Apart from ensuring Washington's help in Chinese economic development, what does Jiang want in return?

Hi-tech investments

Firstly, Beijing is after some kind of a promise that Washington will not thwart the generally favorable development in the Taiwan Strait.

Most senior cadres believe that in the wake of the influx of investment from hi-tech Taiwan companies -- as well as visits by renowned Taiwan politicians -- to the mainland, the momentum in the cross-Strait slugfest is going Beijing's way.

Moreover, Jiang hopes to secure a pledge that even if Washington were to go ahead with NMD, Taiwan would not be incorporated into an Asian-based theatre missile defense system.

Secondly, a good summit will help consolidate the position of the 75-year-old Jiang - and boost his influence in the crucial 16th Communist party congress next year.

"A successful meeting with Bush will testify to Jiang's ability to make a go of his vaunted great powers diplomacy, that China can play a sizeable role in global diplomacy," said a Western diplomat.

Great power diplomacy is said to be one of six major components of Jiang Zemin Theory.

Hundreds of thousands of books bearing that name will be published early next year.

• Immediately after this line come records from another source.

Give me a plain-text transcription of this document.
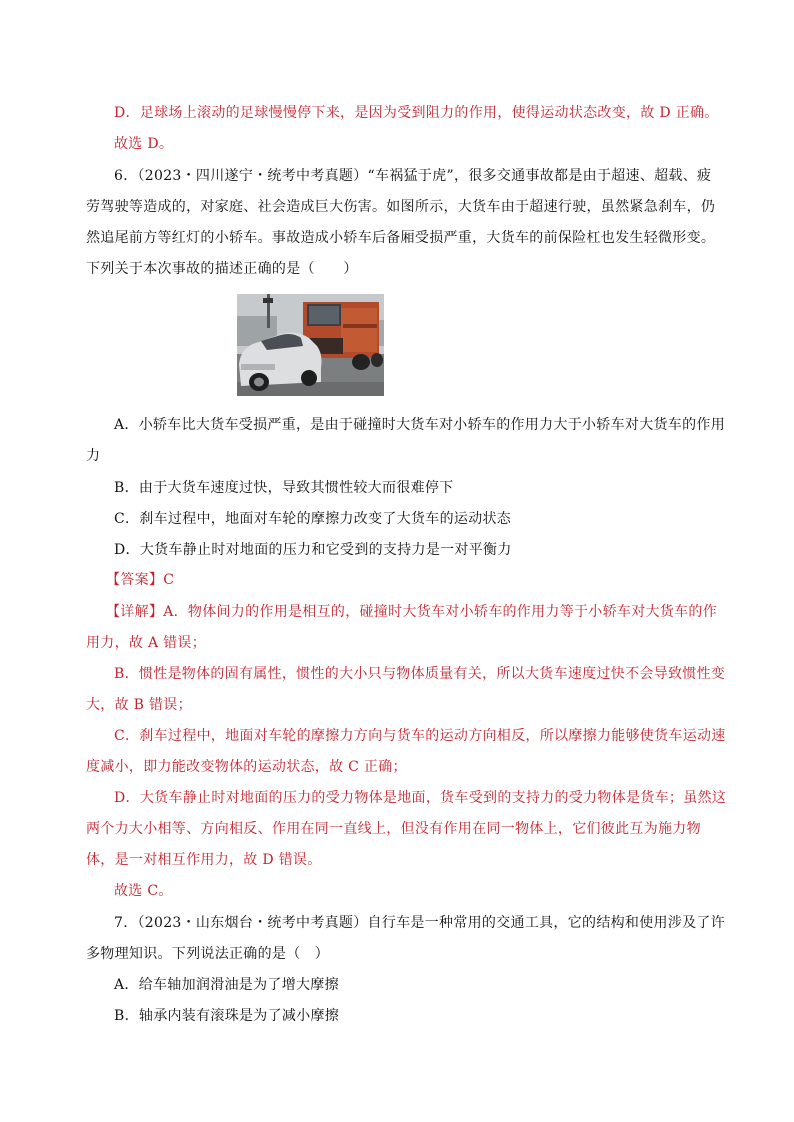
D．足球场上滚动的足球慢慢停下来，是因为受到阻力的作用，使得运动状态改变，故 D 正确。
故选 D。
6．（2023・四川遂宁・统考中考真题）“车祸猛于虎”，很多交通事故都是由于超速、超载、疲
劳驾驶等造成的，对家庭、社会造成巨大伤害。如图所示，大货车由于超速行驶，虽然紧急刹车，仍
然追尾前方等红灯的小轿车。事故造成小轿车后备厢受损严重，大货车的前保险杠也发生轻微形变。
下列关于本次事故的描述正确的是（　　）
A．小轿车比大货车受损严重，是由于碰撞时大货车对小轿车的作用力大于小轿车对大货车的作用
力
B．由于大货车速度过快，导致其惯性较大而很难停下
C．刹车过程中，地面对车轮的摩擦力改变了大货车的运动状态
D．大货车静止时对地面的压力和它受到的支持力是一对平衡力
【答案】C
【详解】A．物体间力的作用是相互的，碰撞时大货车对小轿车的作用力等于小轿车对大货车的作
用力，故 A 错误；
B．惯性是物体的固有属性，惯性的大小只与物体质量有关，所以大货车速度过快不会导致惯性变
大，故 B 错误；
C．刹车过程中，地面对车轮的摩擦力方向与货车的运动方向相反，所以摩擦力能够使货车运动速
度减小，即力能改变物体的运动状态，故 C 正确；
D．大货车静止时对地面的压力的受力物体是地面，货车受到的支持力的受力物体是货车；虽然这
两个力大小相等、方向相反、作用在同一直线上，但没有作用在同一物体上，它们彼此互为施力物
体，是一对相互作用力，故 D 错误。
故选 C。
7．（2023・山东烟台・统考中考真题）自行车是一种常用的交通工具，它的结构和使用涉及了许
多物理知识。下列说法正确的是（　）
A．给车轴加润滑油是为了增大摩擦
B．轴承内装有滚珠是为了减小摩擦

"If the summit can boost Jiang's domestic stature, the retiring president will be in a better position to lobby for his protégés at the 16th congress," the diplomat added.

Negative reaction

While it is too early to say whether Jiang's conciliatory approach could coax concessions out of Bush, the domestic reaction to his "pro-U.S." policy has been generally negative.

Referring to Beijing's "low profile" diplomacy, leftist theorist Guan Chajia said it would only succeed if ordinary Chinese were able to feel the benefits of such a policy of self-denial.

"If the Chinese government wants to implement a lie-low foreign policy, it must carry out commensurate [domestic] measures to curb corruption, harmonize disparate interest blocs and lessen the disparity between rich and poor," Guan argued.

Other conservative and nationalistic intellectuals are saying openly the Jiang administration is being soft on the U.S. because senior cadres and their children have formed lucrative joint ventures with American businessmen to exploit the China market.